One downside of tenure policies, though, is that it creates an artificial CW talent turnover with its accompanying costs and business disruptions. Sometimes the organization’s headcount limits, budget or business needs will not support a permanent role, but the temporary talent requirement remains. In addition, some high-performing contingent workers are not interested in permanent roles and prefer to engage with multiple projects and organizations.

So a tenure policy can play an important role in the tactical, workforce management of high performing CW talent. It can force engagement managers to evaluate their CW talent, the roles and functions they play in their business operation and whether this talent needs to be secured in a permanent position in the company. A tenure policy can also support the ongoing cost management of the service engaged and the effective incorporation of tenure discounts to appropriate fair market pricing of the service.

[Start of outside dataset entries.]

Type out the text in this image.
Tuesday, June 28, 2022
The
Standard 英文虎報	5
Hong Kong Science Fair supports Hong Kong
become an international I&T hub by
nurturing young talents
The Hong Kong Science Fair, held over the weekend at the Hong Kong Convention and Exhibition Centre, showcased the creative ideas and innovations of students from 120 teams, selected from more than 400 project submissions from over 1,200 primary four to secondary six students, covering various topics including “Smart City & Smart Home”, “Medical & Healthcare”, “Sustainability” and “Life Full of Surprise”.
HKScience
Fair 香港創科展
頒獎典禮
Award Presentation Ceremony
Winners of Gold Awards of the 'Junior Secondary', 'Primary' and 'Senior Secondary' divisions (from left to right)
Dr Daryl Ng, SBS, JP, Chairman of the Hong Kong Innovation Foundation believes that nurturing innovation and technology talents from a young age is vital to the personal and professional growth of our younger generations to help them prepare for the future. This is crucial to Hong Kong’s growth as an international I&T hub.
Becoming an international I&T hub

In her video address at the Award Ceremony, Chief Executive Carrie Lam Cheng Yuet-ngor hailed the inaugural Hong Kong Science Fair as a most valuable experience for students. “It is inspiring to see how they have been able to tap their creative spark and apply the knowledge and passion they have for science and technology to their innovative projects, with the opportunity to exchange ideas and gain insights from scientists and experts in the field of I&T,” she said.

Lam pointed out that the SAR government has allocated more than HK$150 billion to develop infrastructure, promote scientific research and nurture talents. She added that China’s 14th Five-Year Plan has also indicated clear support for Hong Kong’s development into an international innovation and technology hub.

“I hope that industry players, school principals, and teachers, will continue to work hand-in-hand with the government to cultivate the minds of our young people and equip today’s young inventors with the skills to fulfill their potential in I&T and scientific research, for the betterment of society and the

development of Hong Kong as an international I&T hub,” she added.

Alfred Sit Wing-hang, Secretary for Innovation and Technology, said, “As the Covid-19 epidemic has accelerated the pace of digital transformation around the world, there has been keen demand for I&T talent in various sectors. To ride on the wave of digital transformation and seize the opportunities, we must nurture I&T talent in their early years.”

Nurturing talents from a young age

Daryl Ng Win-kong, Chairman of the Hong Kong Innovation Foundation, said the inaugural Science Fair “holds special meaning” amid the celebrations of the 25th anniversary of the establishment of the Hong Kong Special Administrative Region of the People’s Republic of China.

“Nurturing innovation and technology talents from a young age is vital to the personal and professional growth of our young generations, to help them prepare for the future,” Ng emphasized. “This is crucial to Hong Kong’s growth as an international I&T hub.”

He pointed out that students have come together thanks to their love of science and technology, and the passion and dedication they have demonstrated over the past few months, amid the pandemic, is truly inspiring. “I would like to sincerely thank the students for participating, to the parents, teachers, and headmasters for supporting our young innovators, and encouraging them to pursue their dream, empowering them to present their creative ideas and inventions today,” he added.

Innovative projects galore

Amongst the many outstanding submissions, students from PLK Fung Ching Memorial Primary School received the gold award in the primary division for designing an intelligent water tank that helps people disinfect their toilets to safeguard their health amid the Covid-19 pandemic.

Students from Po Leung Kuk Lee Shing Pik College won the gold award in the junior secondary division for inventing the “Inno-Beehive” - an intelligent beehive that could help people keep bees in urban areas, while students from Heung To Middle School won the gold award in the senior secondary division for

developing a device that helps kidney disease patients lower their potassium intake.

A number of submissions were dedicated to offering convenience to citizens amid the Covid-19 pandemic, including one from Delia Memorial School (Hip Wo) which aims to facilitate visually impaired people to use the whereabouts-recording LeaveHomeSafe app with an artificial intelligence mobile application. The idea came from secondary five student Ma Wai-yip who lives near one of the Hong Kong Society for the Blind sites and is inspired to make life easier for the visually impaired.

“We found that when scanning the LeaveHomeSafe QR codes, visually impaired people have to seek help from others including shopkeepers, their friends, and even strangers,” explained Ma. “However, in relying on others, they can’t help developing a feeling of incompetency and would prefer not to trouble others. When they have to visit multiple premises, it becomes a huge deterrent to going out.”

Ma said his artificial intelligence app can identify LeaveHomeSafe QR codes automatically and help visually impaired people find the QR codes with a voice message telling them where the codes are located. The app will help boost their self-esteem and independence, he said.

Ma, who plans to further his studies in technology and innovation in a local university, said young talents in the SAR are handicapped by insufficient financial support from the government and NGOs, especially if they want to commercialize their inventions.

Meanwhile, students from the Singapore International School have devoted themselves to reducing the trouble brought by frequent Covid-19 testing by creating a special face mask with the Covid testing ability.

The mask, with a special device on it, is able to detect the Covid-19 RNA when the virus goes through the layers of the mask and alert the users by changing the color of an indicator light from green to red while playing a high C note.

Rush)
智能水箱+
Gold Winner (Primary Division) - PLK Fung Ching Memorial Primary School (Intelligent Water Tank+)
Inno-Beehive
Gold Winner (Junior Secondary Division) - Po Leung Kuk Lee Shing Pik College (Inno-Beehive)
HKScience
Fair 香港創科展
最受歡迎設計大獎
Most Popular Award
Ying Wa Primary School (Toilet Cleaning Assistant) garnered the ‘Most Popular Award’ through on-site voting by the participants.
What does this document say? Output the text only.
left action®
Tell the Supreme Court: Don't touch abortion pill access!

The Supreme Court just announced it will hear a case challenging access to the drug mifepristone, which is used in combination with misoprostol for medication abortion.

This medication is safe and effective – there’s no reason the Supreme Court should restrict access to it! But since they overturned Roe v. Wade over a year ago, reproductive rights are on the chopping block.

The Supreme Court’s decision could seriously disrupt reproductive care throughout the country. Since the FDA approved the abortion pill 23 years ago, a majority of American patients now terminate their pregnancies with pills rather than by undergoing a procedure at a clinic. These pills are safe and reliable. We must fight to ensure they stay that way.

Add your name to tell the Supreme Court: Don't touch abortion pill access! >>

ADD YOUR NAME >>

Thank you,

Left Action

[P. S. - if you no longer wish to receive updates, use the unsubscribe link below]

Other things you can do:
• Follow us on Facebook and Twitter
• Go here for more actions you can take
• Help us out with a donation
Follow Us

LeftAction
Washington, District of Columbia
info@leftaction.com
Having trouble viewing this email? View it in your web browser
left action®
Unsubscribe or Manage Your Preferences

The final question is how to engage a tenure policy effectively such that it applies this evaluation concept versus just enforcing “artificially” disruptive CW talent service turnover. With hundreds to thousands of CW engagements taking place in an organization at any point in time, managing the application of tenure limit evaluations can be burdensome and counterproductive. Hence, a well-designed tenure limit exception policy that supports the goal of preserving key, high-performing CW talent, but is administratively feasible to implement, will be a key element of a successful tenure policy.